EMDR Therapy
What EMDR Is Used For
EMDR is commonly used when past experiences still show up in the present, including:
Childhood trauma and attachment wounds
Anxiety that feels disproportionate or hard to control
Strong emotional reactions, shutdown, or avoidance
Perfectionism and performance pressure rooted in early experiences
Disturbing memories that feel intrusive or unresolved
Medical trauma, accidents, or sudden losses
Many clients seek EMDR after insight-oriented therapy has helped them understand patterns but not fully change how their body responds.
How EMDR Works
Stressful or overwhelming experiences can remain stored in the nervous system in an unprocessed form.
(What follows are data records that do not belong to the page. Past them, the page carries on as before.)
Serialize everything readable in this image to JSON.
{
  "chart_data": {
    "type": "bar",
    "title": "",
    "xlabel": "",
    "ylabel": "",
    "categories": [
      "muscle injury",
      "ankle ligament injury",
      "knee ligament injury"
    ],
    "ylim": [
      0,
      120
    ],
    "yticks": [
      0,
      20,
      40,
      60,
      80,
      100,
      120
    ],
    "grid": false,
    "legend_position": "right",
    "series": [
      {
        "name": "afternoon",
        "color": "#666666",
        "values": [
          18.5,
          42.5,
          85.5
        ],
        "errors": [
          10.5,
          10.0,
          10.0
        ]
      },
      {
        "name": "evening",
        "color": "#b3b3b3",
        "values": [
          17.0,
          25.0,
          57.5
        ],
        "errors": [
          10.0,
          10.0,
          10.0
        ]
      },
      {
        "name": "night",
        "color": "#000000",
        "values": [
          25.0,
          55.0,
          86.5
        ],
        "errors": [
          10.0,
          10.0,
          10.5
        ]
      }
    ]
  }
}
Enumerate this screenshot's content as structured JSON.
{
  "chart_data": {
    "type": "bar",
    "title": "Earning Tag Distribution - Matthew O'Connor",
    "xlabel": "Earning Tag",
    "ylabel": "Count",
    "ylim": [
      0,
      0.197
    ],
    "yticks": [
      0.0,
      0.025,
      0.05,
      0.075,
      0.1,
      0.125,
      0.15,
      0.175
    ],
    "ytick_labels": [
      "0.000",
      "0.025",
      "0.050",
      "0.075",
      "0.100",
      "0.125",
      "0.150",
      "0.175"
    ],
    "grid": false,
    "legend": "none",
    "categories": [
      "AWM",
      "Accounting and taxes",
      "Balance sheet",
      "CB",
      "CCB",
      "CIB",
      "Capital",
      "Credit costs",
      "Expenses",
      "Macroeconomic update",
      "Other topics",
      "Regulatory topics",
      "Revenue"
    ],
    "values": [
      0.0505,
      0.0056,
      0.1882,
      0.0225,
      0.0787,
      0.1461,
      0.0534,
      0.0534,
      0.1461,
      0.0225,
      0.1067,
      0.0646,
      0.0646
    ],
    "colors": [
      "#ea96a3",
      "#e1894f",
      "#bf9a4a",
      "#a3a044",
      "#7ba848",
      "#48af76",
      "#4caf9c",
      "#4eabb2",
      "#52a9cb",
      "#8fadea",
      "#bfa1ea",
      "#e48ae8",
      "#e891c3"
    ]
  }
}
When triggered, the brain reacts as if the experience is still happening.
EMDR uses bilateral stimulation (eye movements, tapping, or auditory cues) while briefly activating a memory. This allows the brain to reprocess the experience so it loses intensity and becomes integrated.
You are not required to describe trauma in detail or repeatedly retell your story.
EMDR vs. Talk Therapy
Both approaches are valuable. They work differently.
Talk Therapy
Focuses on insight, meaning, and cognitive understanding
Helps you recognize patterns, beliefs, and behaviors
Often works top-down, through conscious awareness
EMDR
Focuses on how experiences are stored in the nervous system
Targets emotional and physical reactions that persist despite insight
Works bottom-up, through memory and body-based processing
Many clients benefit from both, either sequentially or integrated together.
What EMDR Looks Like in My Practice
EMDR is structured and paced.
The process typically includes:
Stabilization and preparation
Identifying target memories and themes
Reprocessing using EMDR protocols
Integration and future-focused work
I usually prefer to do talk therapy before EMDR to establish a relationship and foundational work.
Telehealth EMDR
EMDR can be done effectively via telehealth.
Requirements include:
A private, quiet space
Reliable internet connection
Ability to engage visually or with guided bilateral tools
Additional grounding and containment strategies are used to support safety in telehealth sessions.
Is EMDR a Good Fit?
EMDR may be appropriate if you:
Feel stuck despite understanding your patterns
React emotionally in ways that don’t match the present moment
Tend to intellectualize but struggle to feel relief
Want to address anxiety or trauma at a nervous-system level
Readiness and stability matter. EMDR is not indicated for every client.
Eye Movement Desensitization and Reprocessing (EMDR) is an evidence-based therapy used to help people process distressing experiences that continue to impact them in the present.
At Dr. Vy Therapy, PLLC, EMDR is offered via secure telehealth for adults located in Texas.